辺りを見渡す。雨特有の錆びたにおいはそのままに、少女はベッドの上に寝かされていた。

(…病院?)

「ねぇ父さん、ここ…病院?」

「ああ…道で突然転んで動かなくなったらしい。同時に降りた人が救急車を呼んだ」

(大袈裟だなぁ…まぁ、心配してくれたんだし悪くはないんだろうけど)

「まぁ、この通り元気だからね」

「…まぁ、お医者さんが検査してくれる。…検査入院だから数日休むことになるが、勉強は大丈夫か?」

「ちょっと不安かなぁ…数日かぁ」

「全力で取り返せ。今は頑張らないと、大人になって遊べないぞ」

「はいはい、何回目…」

「返事は真面目に」

面倒な父に閉口する。いっつも小言ばっかりで、なのに忙しい母には頭が上がらない父は、少女には尊敬出来なかった。

「お邪魔するよ」

医者の先生がやってきた。優しそうなその先生は、元々小柄っぽいのに猫背のせいでさらに小さく見える。

「お、元気そうだね。…といっても、街中で倒れたんだからちゃんと検査は受けてね」

「はい」

「お世話をかけます」

…雨は、本降りになっていた。バスの時には見えていた距離は完全に雨霧に隠され、窓の外は灰色で覆われていた。


検査入院と言っても、検査が続く訳じゃない。

予習をしておこうとしたが、そもそも授業が受けられないから予習も出来ない。

(……………暇だ)

高校になってから勉強とピアノに追われてきたせいで、暇の潰しかたなんて全く分からない。

(とりあえず病院の散歩でもしようっと)


ぺたぺたと静かな空間にスリッパの足音が曇った響き音を立てる。

コモンスペースに出る。許可が出たので、検査以外はそこで病院所有の本を読む事で暇を潰すことにしていた。

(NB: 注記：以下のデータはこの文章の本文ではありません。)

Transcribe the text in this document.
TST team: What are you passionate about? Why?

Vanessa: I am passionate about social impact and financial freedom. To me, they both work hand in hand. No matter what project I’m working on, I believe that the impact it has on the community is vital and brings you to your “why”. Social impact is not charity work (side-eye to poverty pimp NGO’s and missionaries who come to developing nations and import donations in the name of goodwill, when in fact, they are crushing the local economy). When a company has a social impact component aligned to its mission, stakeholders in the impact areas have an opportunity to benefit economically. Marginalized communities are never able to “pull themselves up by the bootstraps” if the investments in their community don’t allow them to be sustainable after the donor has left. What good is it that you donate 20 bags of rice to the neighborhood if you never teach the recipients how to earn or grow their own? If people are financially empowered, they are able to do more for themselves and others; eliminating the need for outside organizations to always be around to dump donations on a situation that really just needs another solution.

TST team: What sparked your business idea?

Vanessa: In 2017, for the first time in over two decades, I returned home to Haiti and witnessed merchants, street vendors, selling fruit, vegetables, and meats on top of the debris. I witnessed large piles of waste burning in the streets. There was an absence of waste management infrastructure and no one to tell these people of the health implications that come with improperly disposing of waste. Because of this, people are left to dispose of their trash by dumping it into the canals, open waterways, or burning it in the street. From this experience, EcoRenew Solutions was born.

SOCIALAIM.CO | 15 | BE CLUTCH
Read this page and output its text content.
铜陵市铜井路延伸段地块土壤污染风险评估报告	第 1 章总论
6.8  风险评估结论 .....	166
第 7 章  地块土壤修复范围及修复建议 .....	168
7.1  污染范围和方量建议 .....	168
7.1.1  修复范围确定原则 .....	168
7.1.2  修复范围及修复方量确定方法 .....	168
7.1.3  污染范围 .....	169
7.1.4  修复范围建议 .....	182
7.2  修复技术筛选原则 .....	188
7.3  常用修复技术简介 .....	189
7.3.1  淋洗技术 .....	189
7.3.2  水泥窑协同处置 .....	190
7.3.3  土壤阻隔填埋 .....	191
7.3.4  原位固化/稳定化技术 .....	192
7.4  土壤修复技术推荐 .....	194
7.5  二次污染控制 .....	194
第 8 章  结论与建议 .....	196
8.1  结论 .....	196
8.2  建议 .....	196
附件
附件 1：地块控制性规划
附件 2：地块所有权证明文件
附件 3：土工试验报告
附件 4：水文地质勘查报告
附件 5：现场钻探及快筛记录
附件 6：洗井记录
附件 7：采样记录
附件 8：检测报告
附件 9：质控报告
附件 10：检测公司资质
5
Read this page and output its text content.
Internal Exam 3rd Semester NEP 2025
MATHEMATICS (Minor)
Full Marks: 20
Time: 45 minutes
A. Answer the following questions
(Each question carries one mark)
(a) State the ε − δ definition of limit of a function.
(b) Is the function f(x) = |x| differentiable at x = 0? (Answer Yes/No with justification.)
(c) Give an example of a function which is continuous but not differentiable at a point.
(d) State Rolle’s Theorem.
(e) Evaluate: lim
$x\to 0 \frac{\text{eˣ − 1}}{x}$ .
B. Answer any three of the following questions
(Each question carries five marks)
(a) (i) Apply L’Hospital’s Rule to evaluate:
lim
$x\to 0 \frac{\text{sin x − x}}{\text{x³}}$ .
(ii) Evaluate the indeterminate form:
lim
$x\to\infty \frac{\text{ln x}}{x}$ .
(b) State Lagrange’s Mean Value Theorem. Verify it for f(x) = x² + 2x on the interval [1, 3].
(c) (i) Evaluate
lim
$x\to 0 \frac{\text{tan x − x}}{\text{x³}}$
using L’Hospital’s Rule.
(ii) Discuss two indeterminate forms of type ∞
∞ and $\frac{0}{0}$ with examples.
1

ぺらりと頁を捲る音。患者に配慮してか、音がしない時計。

コンコンッ

「七瀬澪さーん」

看護師がなぜか少女の名前を呼ぶ。

「はい!?あれ?

(私、本に夢中で検査時間に遅れた!?)

え、検査の時間ですか!?」

「いえいえ、まだまだよ。…ちょっとお願いがあってね?」

「患者の私に、ですか?」

「ええ…いえね?ちょっと、誰かと話をしたいって子がいるの。同い年だから、ちょっとは話が合うと思うわ。向こうは筆談だけど、良かったら…」

「んー…いいですよ。こっちも暇ですし」

(まさか新手のナンパでもないでしょ…ナンパされたことないからわかんないけど)

「七瀬さんは優秀ね。…レイくーん」

「…」

そこから現れた少年は、健康体であるはずの少女には少し衝撃的だった。

鼻にチューブをさし、車椅子のままゆるやかに目を向ける少年。口は軽く開かれたままで、生命力がほとんど感じられない。

(待って…聞いてない)

実際にこういう患者に接した事がない少女は固まる。しかし、

(それは失礼よね)

と思い直し、

「はじめまして。」

とできるだけ平生を装って挨拶をする。

すると、声も出ないようで、震える手で文字を書きはじめた。

《はじめまして》

「さっき聞いた限りでは、話がしたいっていう事だったね。どんな話?」

もちろん気になるのは少年…同い年というが、そういうには信じられないくらい衰弱しきっている…の身の上だ。

(今話題の終末期…)

邪推しかけてぞっとする。

(今、私はこの人の死を何気なく考えた…)

しかし、少年は

《本は好きですか?》

少女は自身とは真逆に好意的な少年に罪悪感を抱きながら、

「んー…大正期が好きかな。あなたは?」

《いろいろ読んだから全部好き》

「いろいろ?どんなの?」

《アガサとか、ポーとか、ドイルとか…》

(ミステリ好きか、話は合いそうな感じじゃないなぁ)

《…………バーナードショーとか、カミュとか、ジョイスとか、ウェーバーとか、郭沫若とか…》

震える筆は、しかし楽しそうにつらつらと作家の名前を語っていた。

(…誰…この子、読みすぎじゃない…!?私も読書好きだけど聞いたことない…)

「お手上げ。あなた、本当にたくさん本読んでるのね」

おどけて両手をあげる。

《いつ死ぬか分からないならできるだけ読みたいからな》


(…)

悲しい。

死んだら何にもならないのに、本を読むのか…

「それは、辛くない?」

ややあってから、震えていて全く力が入らないのに、妙に力強く思える文字で

《辛くない。楽しいから》

「そっ…か」

少年は、諦めと楽しさをない交ぜにした複雑な表情をした。…気がした。


(私は、なんだか日々を無駄に過ごしてないかな…)

恐る恐る聞けば、治験の薬が奇跡的に効いた事でようやく外に出れたから、と話がしたかったらしい。

少女にとってはここは檻の中なのに、少年にとっては檻の外だというその一室で、時間が来るまで二人は話に興じた。


退院の日、コモンスペースに手紙を置いておいた。

《頑張って》

退院の日は、ひどい大雨だった。